How margin works
Margin is the deposit you post to open a leveraged position, expressed as a percentage of the full position value. It is not a fee and not a cost: it is collateral the broker holds while the trade is open, returned when you close minus spread and any overnight financing. Margin and leverage are two views of the same number. A 1:30 leverage ratio is the same as a 3.33 percent margin requirement.
Worked example
To open a $30,000 EUR/USD position at 1:30 leverage, you post about $1,000 of margin. The remaining balance in the account is free margin, the buffer that absorbs adverse moves. As losses grow, free margin shrinks. When equity falls toward the maintenance margin, the platform issues a margin call, and if the level is breached the position closes at the stop-out point.

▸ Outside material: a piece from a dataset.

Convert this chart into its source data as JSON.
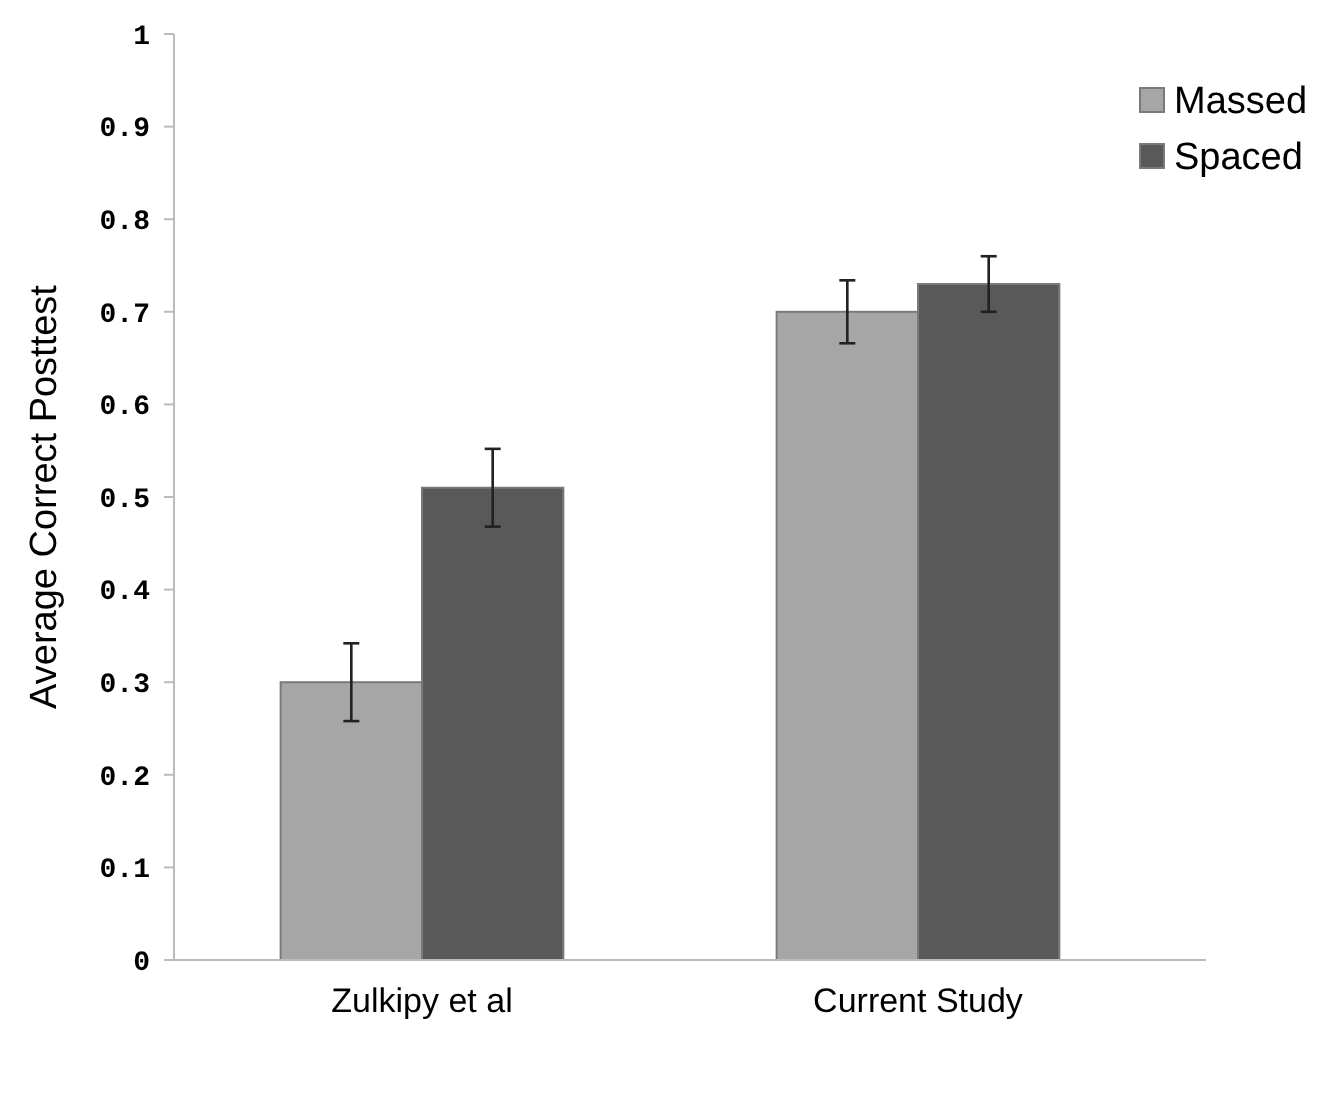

Margin and the leverage caps on Volity
Because margin is set by the leverage cap, the asset class decides the minimum deposit. Under CySEC retail rules, applied through UBK Markets (licence 186/12), forex majors need about 3.33 percent margin (30:1), minors and gold about 5 percent (20:1), single stocks 20 percent (5:1), and crypto 50 percent (2:1). Retail clients also get negative balance protection.
Why it matters
Margin is the mechanism that can close your trade against your will. Always keep free margin well above the maintenance level so a normal adverse swing does not trigger a stop-out, and decide size with position sizing, not with the maximum the margin allows.